DM: I am not sure if I would call those spaces public and private but it can be seen that way. I would rather call and divide the space in the projection room and the projection. Of course the projection here is my private fictional studio. I had a similar feeling while I was shooting the film Images with their own shadows in Vjenceslav Richter’s studio. His studio was not really his studio anymore from the moment it was opened for the public it became a studio projection. His works and the whole new situation started to look more like some casting. I decided to treat Temporary Projections in a similar way and even go a step further because the studio is the paradigm of a studio – the working space that never really existed. My three months stay in Augarten Atelier is quite important for this exhibition because that atelier there became the model of the studio.
FL: Is there an interest in the exchangeability, contingency and dependency of categories as public and private?
DM: No.
FL: Let’s come to the cinematic aspect of the show. Right after entering the gallery one is kept by the sound of a 16mm projector that accompanies the visitor during his walk through the space.
There is a light coming from a hidden room, the light of a giant umbrella gives a whole space the atmosphere of a film set and a huge blackbox is leading to a dead end. You evoke the suggestive power of the cinema inside the whole exhibition, without showing film.

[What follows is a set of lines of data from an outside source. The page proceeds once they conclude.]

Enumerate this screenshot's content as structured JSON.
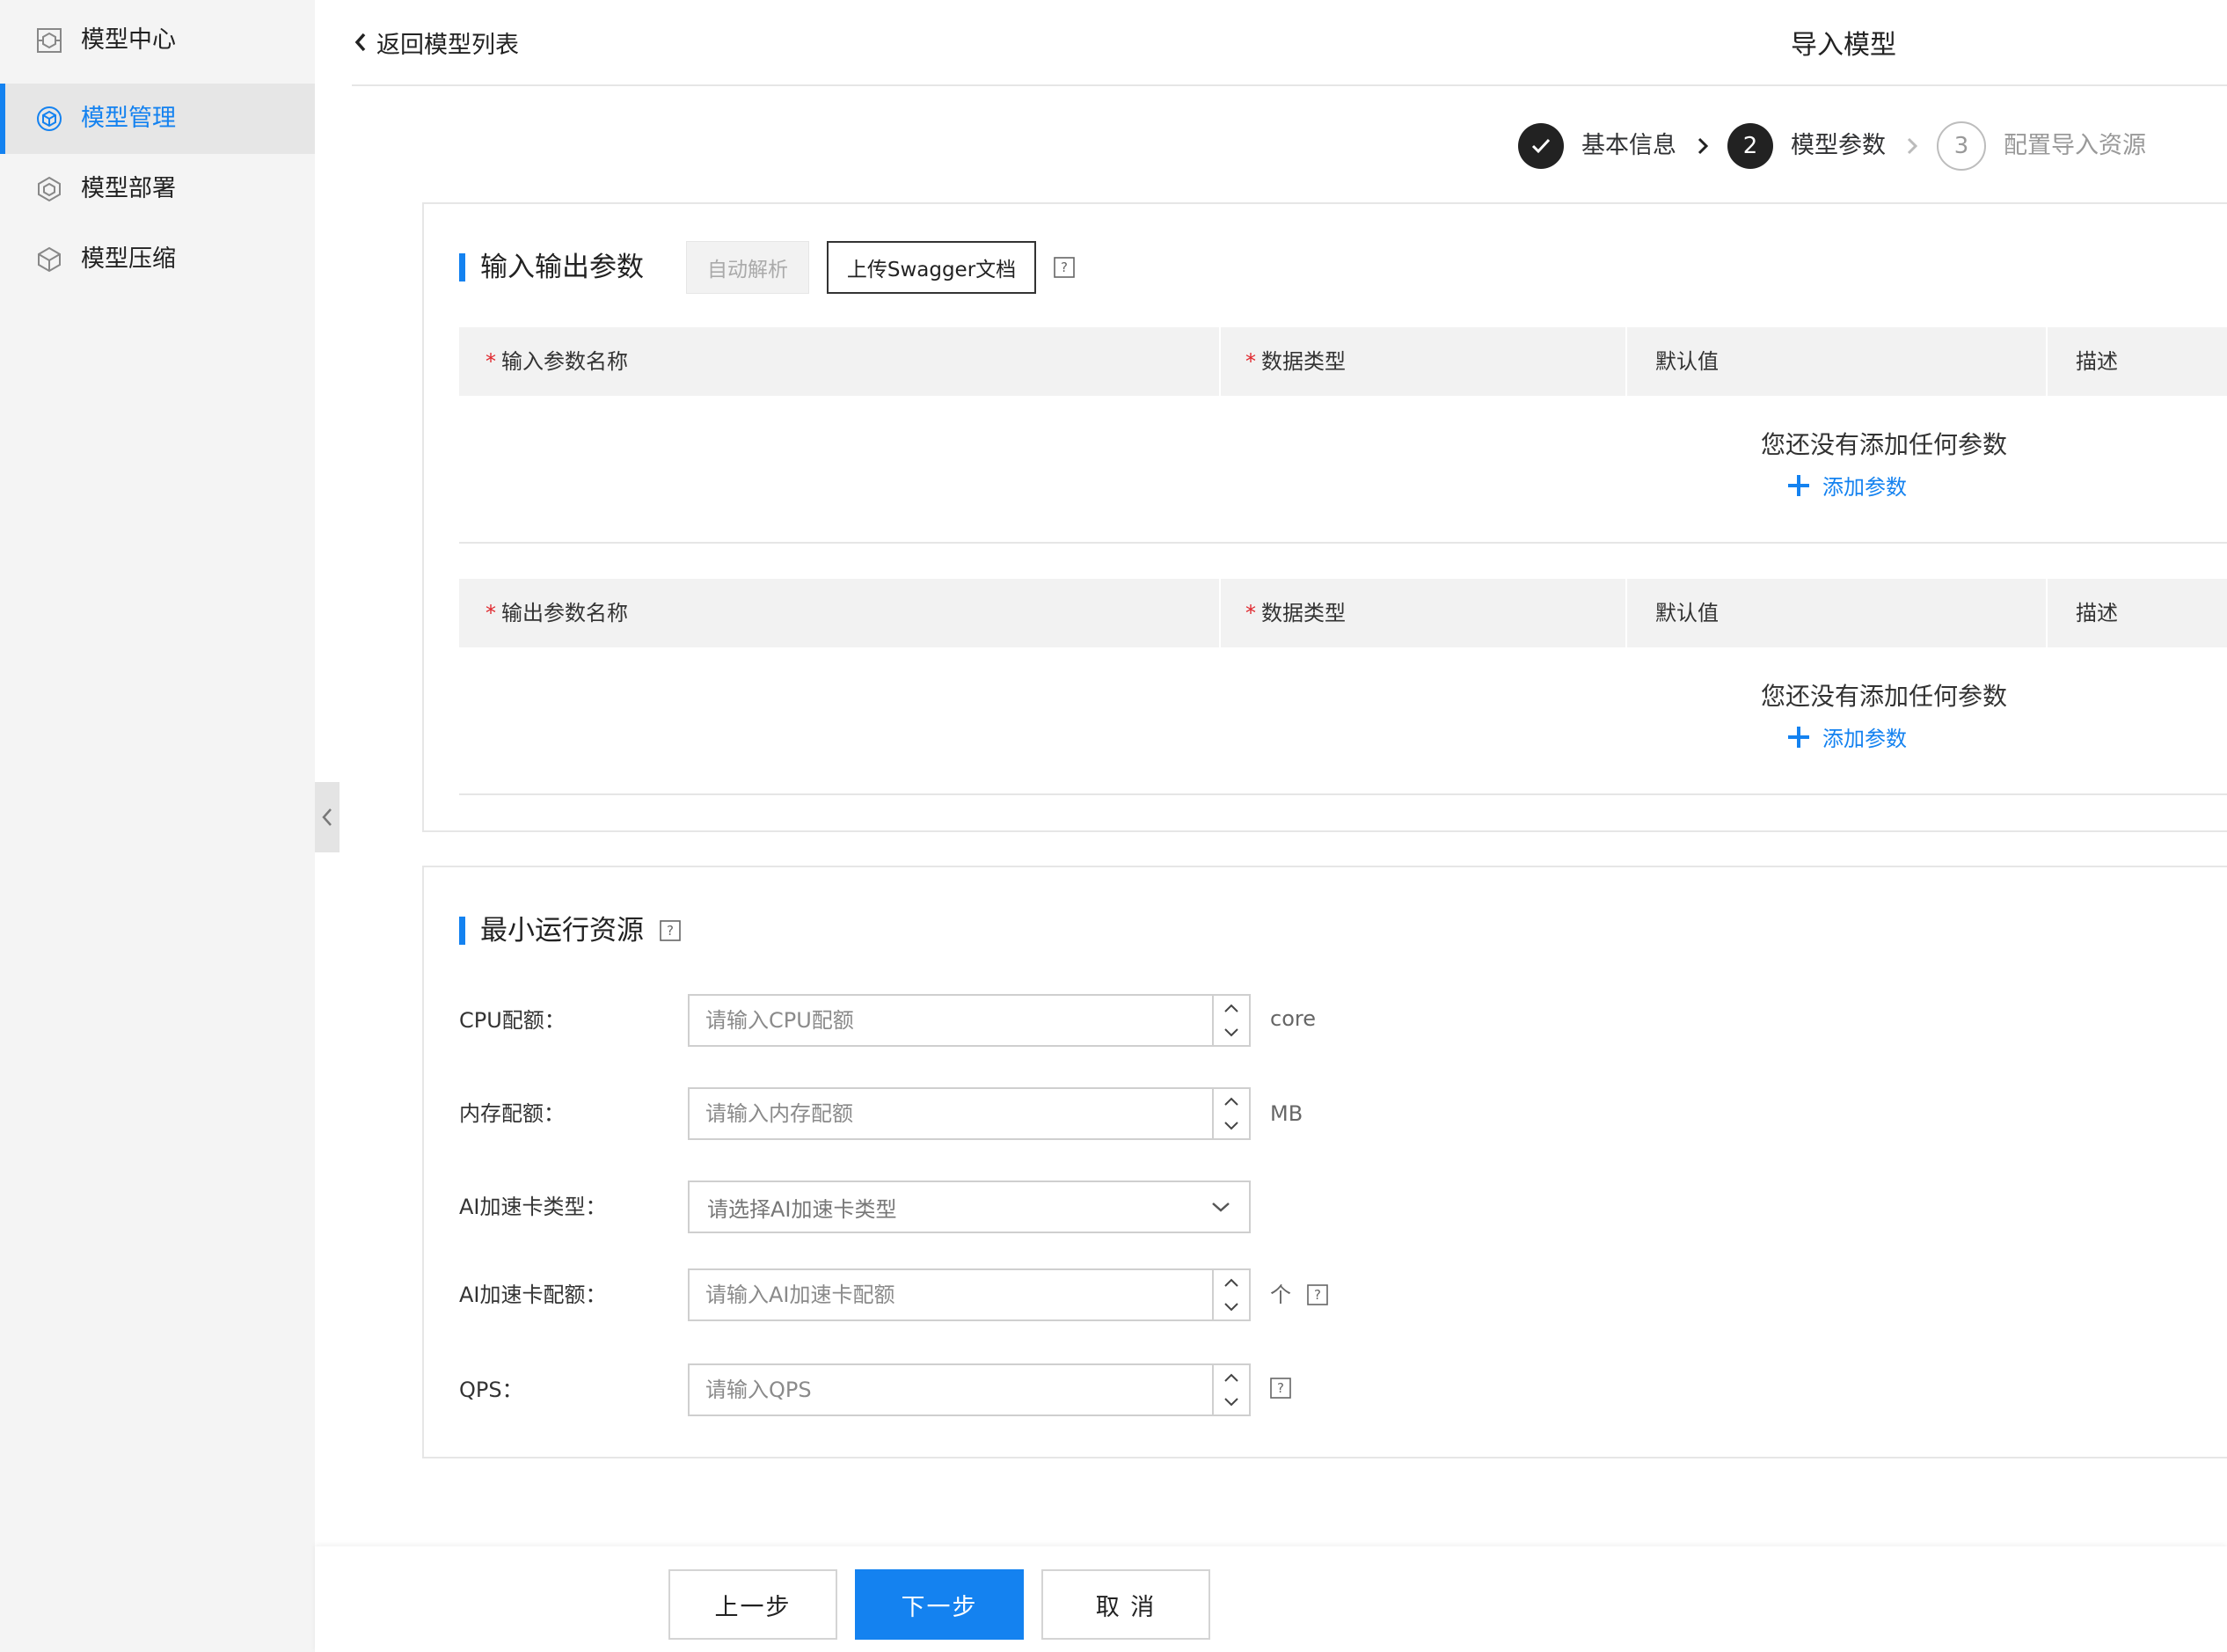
{
  "sidebar": {
    "items": [
      {
        "label": "模型中心",
        "icon": "model-center-icon"
      },
      {
        "label": "模型管理",
        "icon": "model-manage-icon",
        "active": true
      },
      {
        "label": "模型部署",
        "icon": "model-deploy-icon"
      },
      {
        "label": "模型压缩",
        "icon": "model-compress-icon"
      }
    ]
  },
  "header": {
    "back_label": "返回模型列表",
    "title": "导入模型"
  },
  "steps": [
    {
      "number": "1",
      "label": "基本信息",
      "state": "done"
    },
    {
      "number": "2",
      "label": "模型参数",
      "state": "current"
    },
    {
      "number": "3",
      "label": "配置导入资源",
      "state": "todo"
    }
  ],
  "io_section": {
    "title": "输入输出参数",
    "auto_parse_label": "自动解析",
    "upload_label": "上传Swagger文档",
    "input_table": {
      "columns": [
        "输入参数名称",
        "数据类型",
        "默认值",
        "描述"
      ],
      "empty_text": "您还没有添加任何参数",
      "add_label": "添加参数"
    },
    "output_table": {
      "columns": [
        "输出参数名称",
        "数据类型",
        "默认值",
        "描述"
      ],
      "empty_text": "您还没有添加任何参数",
      "add_label": "添加参数"
    }
  },
  "resource_section": {
    "title": "最小运行资源",
    "cpu": {
      "label": "CPU配额：",
      "placeholder": "请输入CPU配额",
      "unit": "core"
    },
    "memory": {
      "label": "内存配额：",
      "placeholder": "请输入内存配额",
      "unit": "MB"
    },
    "ai_card_type": {
      "label": "AI加速卡类型：",
      "placeholder": "请选择AI加速卡类型"
    },
    "ai_card_quota": {
      "label": "AI加速卡配额：",
      "placeholder": "请输入AI加速卡配额",
      "unit": "个"
    },
    "qps": {
      "label": "QPS：",
      "placeholder": "请输入QPS"
    }
  },
  "footer": {
    "prev_label": "上一步",
    "next_label": "下一步",
    "cancel_label": "取 消"
  },
  "colors": {
    "accent": "#1482f0",
    "required": "#e0282e",
    "sidebar_bg": "#f4f4f4"
  }
}
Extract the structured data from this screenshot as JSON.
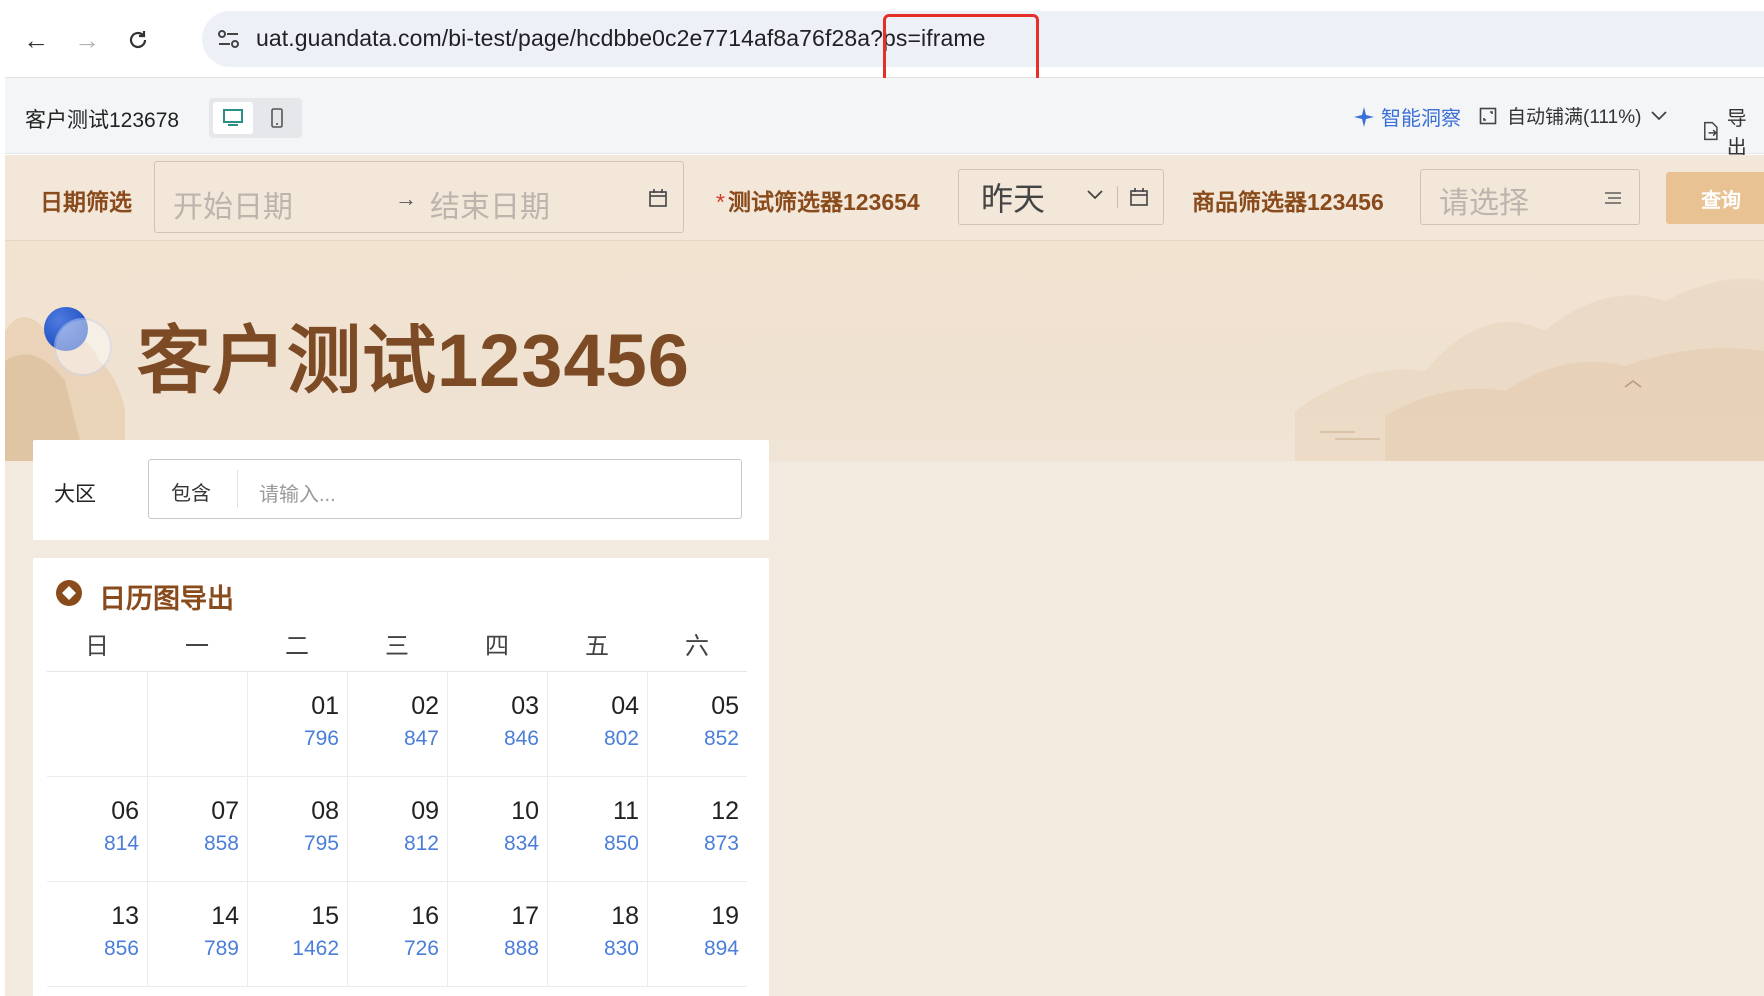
{
  "browser": {
    "url": "uat.guandata.com/bi-test/page/hcdbbe0c2e7714af8a76f28a?ps=iframe"
  },
  "toolbar": {
    "page_name": "客户测试123678",
    "ai_insight": "智能洞察",
    "zoom_label": "自动铺满(111%)",
    "export_label": "导出"
  },
  "filters": {
    "date_label": "日期筛选",
    "start_placeholder": "开始日期",
    "end_placeholder": "结束日期",
    "test_filter_label": "测试筛选器123654",
    "test_filter_value": "昨天",
    "product_filter_label": "商品筛选器123456",
    "product_placeholder": "请选择",
    "query_button": "查询"
  },
  "page": {
    "title": "客户测试123456"
  },
  "region_filter": {
    "label": "大区",
    "operator": "包含",
    "placeholder": "请输入..."
  },
  "calendar": {
    "title": "日历图导出",
    "weekdays": [
      "日",
      "一",
      "二",
      "三",
      "四",
      "五",
      "六"
    ],
    "weeks": [
      [
        null,
        null,
        {
          "day": "01",
          "value": "796"
        },
        {
          "day": "02",
          "value": "847"
        },
        {
          "day": "03",
          "value": "846"
        },
        {
          "day": "04",
          "value": "802"
        },
        {
          "day": "05",
          "value": "852"
        }
      ],
      [
        {
          "day": "06",
          "value": "814"
        },
        {
          "day": "07",
          "value": "858"
        },
        {
          "day": "08",
          "value": "795"
        },
        {
          "day": "09",
          "value": "812"
        },
        {
          "day": "10",
          "value": "834"
        },
        {
          "day": "11",
          "value": "850"
        },
        {
          "day": "12",
          "value": "873"
        }
      ],
      [
        {
          "day": "13",
          "value": "856"
        },
        {
          "day": "14",
          "value": "789"
        },
        {
          "day": "15",
          "value": "1462"
        },
        {
          "day": "16",
          "value": "726"
        },
        {
          "day": "17",
          "value": "888"
        },
        {
          "day": "18",
          "value": "830"
        },
        {
          "day": "19",
          "value": "894"
        }
      ]
    ]
  },
  "colors": {
    "accent_brown": "#8a4b1c",
    "value_blue": "#4a7ed9",
    "query_button": "#e8c292",
    "highlight_red": "#e5302a"
  }
}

For me in this exhibition you try to interrogate the methods of narrative construction and point out the fragmentary character of reality and its filmic representation. What is your special interest in the medium of film?
DM: I actually agree and think it is pretty close. It is about the projection room a lot. I would like to mention the sound once again that here has the purpose to keep the image alive. This aspect has two sides, on the one hand the sound of the projection makes the image more suggestive and in a way activates the static scene and on the other hand it gives the scene a temporary character because film is always time-based and has always its duration. The exhibition is a walk across the interspace of an artistic practice and your participation in it. Interview will be continued.
An artist book will be published.
David Maljkovic has participated in numerous international exhibitions. For example, he has presented individual exhibitions at Van Abbemuseum in Eindhoven (2005), London’s Whitechapel Art Gallery (2007), Kunstverein Hamburg (2007), Museum of Modern Art in Ljubljana (2010) and took part in group exhibitions held at Artists Space New York (2007), Berlin Biennale (2008), and Mucsarnok - Kunsthalle Budapest (2008), 11th Istanbul Biennal (2009), Centre Pompidou, Musée National d ́Art Moderne, Paris (2010). By the end of 2011 a solo show will be on display at Secession, Vienna (Dezember 2, 2011 – Februar 2012).